Além desses dispositivos centrais, há outras regras que se referem à facultatividade do inquérito civil e à sua função documental para instrução da inicial, em paralelo a outros documentos probatórios (artigos 11, § 3º, e 19, V), à possibilidade de celebração de compromisso de ajustamento de conduta no decorrer de sua tramitação (artigo 29, §4º), podendo ensejar seu arquivamento em caso de efetivação total, mediante apreciação de órgão colegiado interno (artigos 30, §9º, 32, §3º, e 37).

Verifica-se, portanto, que em essência houve precisa sistematização de regras esparsas, disciplinando devidamente o inquérito civil, com síntese dos diversos atos normativos sobre o tema, de pronunciamentos jurisdicionais e da produção doutrinária das últimas décadas, submetendo-se o regramento ao necessário debate no decorrer do processo legislativo.

P.S.: A íntegra do projeto de lei pode ser consultada aqui. Tramita em paralelo ao mencionado projeto de lei outra iniciativa parlamentar para disciplinar a "nova Lei da Ação Pública" (PL nº 4778/20). Entretanto, por não tratar do inquérito civil, salvo na isolada menção em seu artigo 20 ("Não se considera suficientemente motivada a sentença, se baseada exclusivamente na apuração de fatos ocorrida no inquérito civil, salvo se realizada mediante autorização judicial, com contraditório"), não será objeto do presente texto.

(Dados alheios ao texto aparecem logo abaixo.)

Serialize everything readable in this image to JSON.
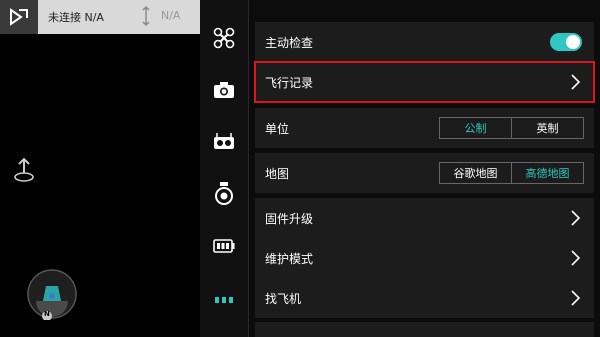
{
  "status": {
    "connection": "未连接 N/A",
    "altitude": "N/A"
  },
  "settings": {
    "auto_check": {
      "label": "主动检查",
      "enabled": true
    },
    "flight_record": {
      "label": "飞行记录"
    },
    "unit": {
      "label": "单位",
      "options": [
        "公制",
        "英制"
      ],
      "selected": "公制"
    },
    "map": {
      "label": "地图",
      "options": [
        "谷歌地图",
        "高德地图"
      ],
      "selected": "高德地图"
    },
    "firmware": {
      "label": "固件升级"
    },
    "maintenance": {
      "label": "维护模式"
    },
    "find_drone": {
      "label": "找飞机"
    }
  },
  "compass": {
    "heading": "N"
  },
  "colors": {
    "accent": "#2ec7c2",
    "highlight": "#d9161c"
  },
  "toolbar_icons": [
    "drone-icon",
    "camera-icon",
    "remote-controller-icon",
    "gimbal-icon",
    "battery-icon",
    "more-icon"
  ]
}
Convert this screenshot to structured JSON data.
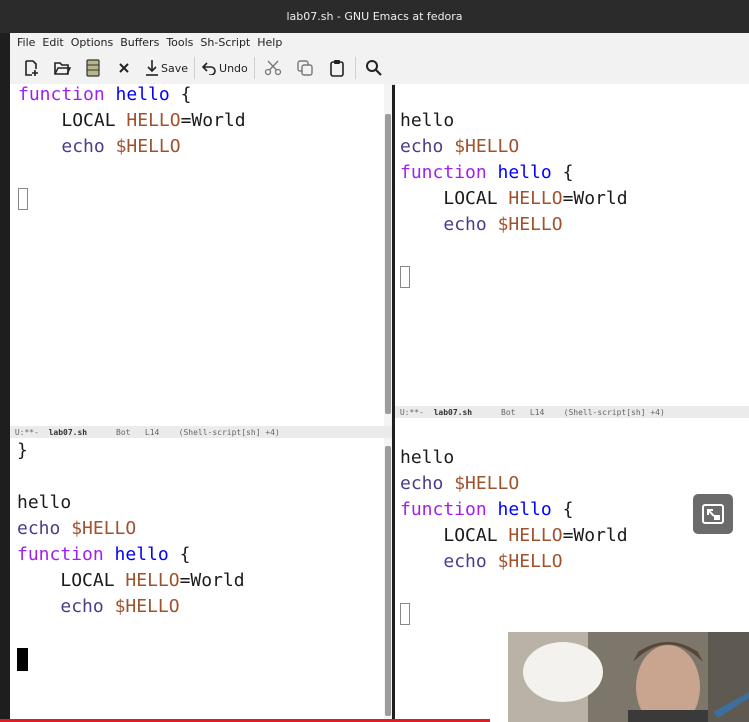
{
  "window": {
    "title": "lab07.sh - GNU Emacs at fedora"
  },
  "menu": [
    "File",
    "Edit",
    "Options",
    "Buffers",
    "Tools",
    "Sh-Script",
    "Help"
  ],
  "toolbar": {
    "save_label": "Save",
    "undo_label": "Undo"
  },
  "code": {
    "function_kw": "function",
    "func_name": "hello",
    "brace_open": "{",
    "brace_close": "}",
    "local_kw": "LOCAL",
    "var_name": "HELLO",
    "assign_value": "=World",
    "echo_kw": "echo",
    "var_ref": "$HELLO",
    "plain_hello": "hello"
  },
  "modeline": {
    "status": "U:**-",
    "buffer": "lab07.sh",
    "position": "Bot",
    "line": "L14",
    "mode": "(Shell-script[sh] +4)"
  },
  "colors": {
    "keyword": "#a020f0",
    "function_name": "#0000ff",
    "variable": "#a0522d",
    "builtin": "#483d8b"
  }
}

Registre-se, porém, que nos parece imprescindível e até mesmo incontornável que qualquer iniciativa de mudança legislativa envolvendo processo coletivo discipline instrumento tão relevante, com sede constitucional e de relevância prática notável, razão pela qual há necessidade ao menos desse aperfeiçoamento no debate legislativo.


[1] Como a Lei Complementar nº 79/1993, a Lei 8625/1993, o Estatuto da Criança e do Adolescente, o Código de Defesa do Consumidor, o Estatuto do Idoso etc.

[2] As "leis orgânicas" estaduais dos respectivos Ministérios Públicos trazem dispositivos sobre o tema.

[3] Os órgãos administrativos internos dos diversos Ministérios Públicos editaram diversos atos normativos, alguns bem detalhados, e o Conselho Nacional do Ministério Público possui igualmente alguns atos normativos importantes, especialmente a Resolução nº 23/2007.

[4] Registre-se que a gênese do inquérito civil se deu em reuniões internas de membros do Ministério Público do Estado de São Paulo, mas não só se tratava de outra realidade normativo, em que havia um vazio quase absoluto na disciplina do processo coletivo, como também a proposta foi submetida ao devido debate legislativo que resultou na Lei da Ação Civil Pública e na Constituição da República. Ou seja: mesmo em sua própria origem, o inquérito civil partiu do ambiente interno para o debate e regulação públicos.

[5] A fragmentação legislativa faz com que se preveja o inquérito civil para a tutela de direitos individuais indisponíveis, o que vem causando alguns problemas práticos, sobretudo na parte de controle do arquivamento e em futuro ajuizamento de ação civil pública para a tutela de direitos que não coletivos, ensejando a conhecida postura anacrônica jurisprudencial que não admite ações em razão do rótulo. Ou seja, melhor seria não utilizar tais instrumentos para a tutela de direitos individuais.